Saturday, September 19, 2009

I'll take that papaya for 50cents, and why don't you throw in those bananas too, and we'll call it an even 80cents.

This morning after pancakes, Grandpa and I went to a market in the northern end of Quito. It was huge; full of grains and beans, smells, ripe fruits, dripping fish, flailing crabs, pig heads, ava pods, brown eggs, bright eyed children, and all sorts of other things.

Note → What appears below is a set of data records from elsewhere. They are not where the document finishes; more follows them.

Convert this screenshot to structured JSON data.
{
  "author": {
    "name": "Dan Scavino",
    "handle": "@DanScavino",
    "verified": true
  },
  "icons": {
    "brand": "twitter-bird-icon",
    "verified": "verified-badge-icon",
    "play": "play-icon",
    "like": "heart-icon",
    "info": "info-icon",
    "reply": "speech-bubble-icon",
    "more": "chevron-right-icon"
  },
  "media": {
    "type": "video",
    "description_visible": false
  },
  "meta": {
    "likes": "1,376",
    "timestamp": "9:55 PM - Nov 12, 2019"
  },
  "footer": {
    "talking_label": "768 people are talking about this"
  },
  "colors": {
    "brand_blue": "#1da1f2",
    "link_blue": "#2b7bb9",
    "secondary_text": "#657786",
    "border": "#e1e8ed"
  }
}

This is a simple motorized grain grinder. You could get a whole variety of fresh flours, from normal whole-grain to purple maiz. You are encouraged to dip your finger tip in and try them.
Along with all the beauty of fresh fruits and vegetables, there were several stalls selling every part of a pig or cow you could ever imagine eating. You could also buy live crabs (poor things, we are not close to the coast here in Quito), several kinds of silvery fish, and coagulated blood for soups.
A young woman was trying to convince these goats to go one way or another, but they were really just interested in the vegetable debris on the ground. She told Grandpa how much fresh milk was, but we didn't get any.
Unlike the States, here you can find many many varieties of beans, corn, grains, and roots (like potatoes and native carrot-like tubers.)As my grandfather pointed out, markets are interesting places to study sociologically. Have you ever wondered how there could be fifty stalls all selling the exact same thing? Why doesn't one person just buy up all the potatoes and open a potato store? It seems, there is something very important that communities gain from markets. The discussions about the food, the interactions between people who otherwise would not interact, the producer to buyer connection? What are we really losing in the States every time we buy our lettuce at a big chain grocery store?